His breathing was very, very shallow and he seemed more listless than the day before.
It was time.
I called the vet and told them we would be in for a final visit in a little while.
Then I gently washed Flounder with Coconut scented doggy shampoo so he would smell good for his last ride. With his immobility, I knelt down and washed one side, and then rolled him over to wash the other. He seemed to enjoy the cool water and rubbing ... I got a couple of tail wags during the bath.
While he dried on the porch, I went to the kitchen and shaved off some small bites of BBQ rib meat from a plate of leftovers in the fridge. I took these out to the porch.
Even though he had refused to eat anything the day before, he ate every piece of the rib meat.
If you have to go, you might as well go out smelling like Coconut shampoo with BBQ on your breath.
Now, with the bath finished, and a pad in the bed of the truck, there really was no more excuse for waiting.
I tried to think of something believe me.
I checked the pad one more time to make sure his towel was "just so", and walked back to the porch.
Emma was standing next to Flounder.
"Are you taking him?"
I had really done a good job of holding it together until that moment ... dang it.
We hugged each other, had a good cry, and then it was time.
I picked up Flounder and gently carried him out to his pad in the bed of the truck.
The vet is not too far away ... about 15 minutes if you turn right and go the fast way, on the highway.
Just a short ride.
Flounder and I turned left.
To the left were country roads that turned and twisted through farm fields and pastures with good smells for a doggy nose ... roads that made you stop at stop sign after stop sign. If we were really lucky, we might get behind one of those tractors pulling a peanut cart ... top speed about 10 miles per hour.
I stretched that ride out as much as I could.
When we did finally arrive at the vet, I went in to register and was told the vet would be out as soon as possible.
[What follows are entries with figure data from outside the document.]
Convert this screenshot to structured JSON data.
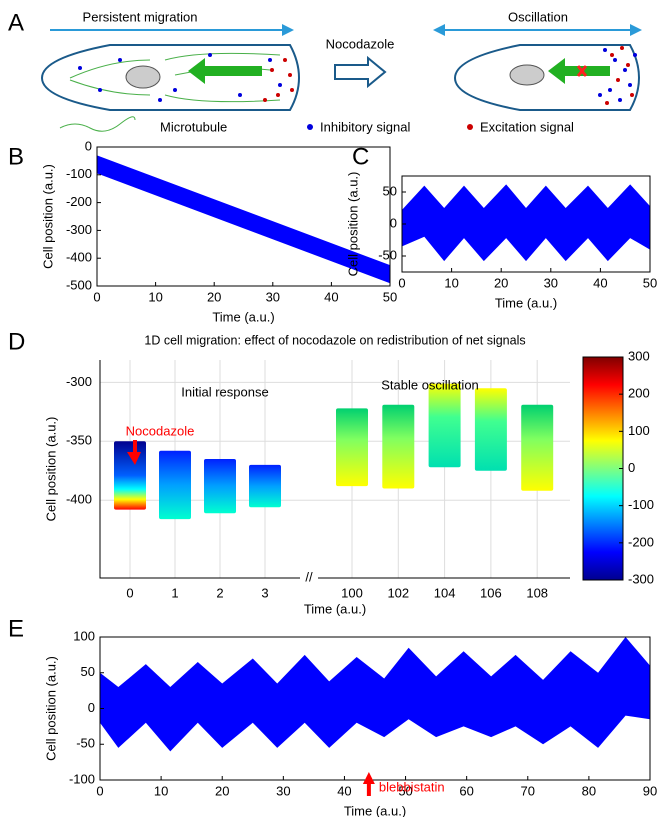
{
  "panels": [
    "A",
    "B",
    "C",
    "D",
    "E"
  ],
  "diagram": {
    "labels": {
      "left_title": "Persistent migration",
      "drug": "Nocodazole",
      "right_title": "Oscillation",
      "microtubule": "Microtubule",
      "inhibitory": "Inhibitory signal",
      "excitation": "Excitation signal"
    }
  },
  "chart_data": [
    {
      "type": "area",
      "xlabel": "Time (a.u.)",
      "ylabel": "Cell position (a.u.)",
      "color": "#0000ff",
      "x": [
        0,
        50
      ],
      "upper": [
        -30,
        -425
      ],
      "lower": [
        -95,
        -490
      ],
      "xlim": [
        0,
        50
      ],
      "ylim": [
        -500,
        0
      ],
      "xticks": [
        0,
        10,
        20,
        30,
        40,
        50
      ],
      "yticks": [
        0,
        -100,
        -200,
        -300,
        -400,
        -500
      ]
    },
    {
      "type": "area",
      "xlabel": "Time (a.u.)",
      "ylabel": "Cell position (a.u.)",
      "color": "#0000ff",
      "x": [
        0,
        4.5,
        8.5,
        12.5,
        16.5,
        21,
        25,
        29,
        33,
        37.5,
        41.5,
        46,
        50
      ],
      "upper": [
        22,
        60,
        25,
        60,
        25,
        62,
        25,
        60,
        25,
        60,
        25,
        62,
        28
      ],
      "lower": [
        -35,
        -20,
        -58,
        -22,
        -58,
        -22,
        -58,
        -22,
        -58,
        -22,
        -58,
        -22,
        -40
      ],
      "xlim": [
        0,
        50
      ],
      "ylim": [
        -75,
        75
      ],
      "xticks": [
        0,
        10,
        20,
        30,
        40,
        50
      ],
      "yticks": [
        -50,
        0,
        50
      ]
    },
    {
      "type": "range_bar",
      "title": "1D cell migration: effect of nocodazole on redistribution of net signals",
      "xlabel": "Time (a.u.)",
      "ylabel": "Cell position (a.u.)",
      "categories": [
        "0",
        "1",
        "2",
        "3",
        "100",
        "102",
        "104",
        "106",
        "108"
      ],
      "ranges": [
        [
          -350,
          -408
        ],
        [
          -358,
          -416
        ],
        [
          -365,
          -411
        ],
        [
          -370,
          -406
        ],
        [
          -322,
          -388
        ],
        [
          -319,
          -390
        ],
        [
          -301,
          -372
        ],
        [
          -305,
          -375
        ],
        [
          -319,
          -392
        ]
      ],
      "ylim": [
        -466,
        -281
      ],
      "yticks": [
        -300,
        -350,
        -400
      ],
      "grid": true,
      "axis_break": "//",
      "annotations": [
        "Initial response",
        "Stable oscillation",
        "Nocodazole"
      ],
      "colorbar": {
        "clim": [
          -300,
          300
        ],
        "ticks": [
          300,
          200,
          100,
          0,
          -100,
          -200,
          -300
        ]
      }
    },
    {
      "type": "area",
      "xlabel": "Time (a.u.)",
      "ylabel": "Cell position (a.u.)",
      "color": "#0000ff",
      "x": [
        0,
        3,
        7.5,
        11.5,
        16,
        20,
        25,
        29,
        33.5,
        37.5,
        42,
        46.5,
        50.5,
        55,
        59.5,
        64,
        68,
        72.5,
        77,
        81.5,
        86,
        90
      ],
      "upper": [
        50,
        30,
        62,
        30,
        65,
        35,
        70,
        35,
        75,
        38,
        72,
        42,
        85,
        45,
        80,
        45,
        75,
        40,
        80,
        50,
        100,
        60
      ],
      "lower": [
        -20,
        -55,
        -20,
        -60,
        -20,
        -55,
        -20,
        -55,
        -20,
        -55,
        -20,
        -40,
        -15,
        -40,
        -25,
        -40,
        -25,
        -50,
        -25,
        -55,
        -10,
        -15
      ],
      "xlim": [
        0,
        90
      ],
      "ylim": [
        -100,
        100
      ],
      "xticks": [
        0,
        10,
        20,
        30,
        40,
        50,
        60,
        70,
        80,
        90
      ],
      "yticks": [
        -100,
        -50,
        0,
        50,
        100
      ],
      "annotation": "blebbistatin",
      "annotation_x": 44
    }
  ]
}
"No rush" I replied and went out to be with Flounder. I had about 15 minutes to rub his head and talk to him before the vet and her assistant walked out to the bed of the truck.
She hugged me.
"This will be easier on him than you. He will not fill any pain."
She found a vein in his forearm and inserted the needle.
"Just hold his head and talk to him ... are you ready?"
I nodded yes, ... not trusting myself to speak.
She depressed the syringe and with the slightest gasp, Flounder was gone.
Another hug from the vet and I was driving home.
This time I took the highway.
At the house, I grabbed a shovel and walked through the woods to the dog cemetery. It's in the far Southwest corner of PFHQ beneath some longleaf pines. Next to Feather's grave, I dug Flounder's resting spot beneath the shade of a wild persimmon tree. Then I trudged back to the truck to retrieve his body.
I cradled his body in my arms with his head in the crook of my left arm and his hindquarters in the crook of my right.
It's about a 50 yard walk from where I had parked to the grave site. As I walked, the motion of my steps caused Flounder's tail to wag back and forth the entire distance.
For the first time that morning I smiled.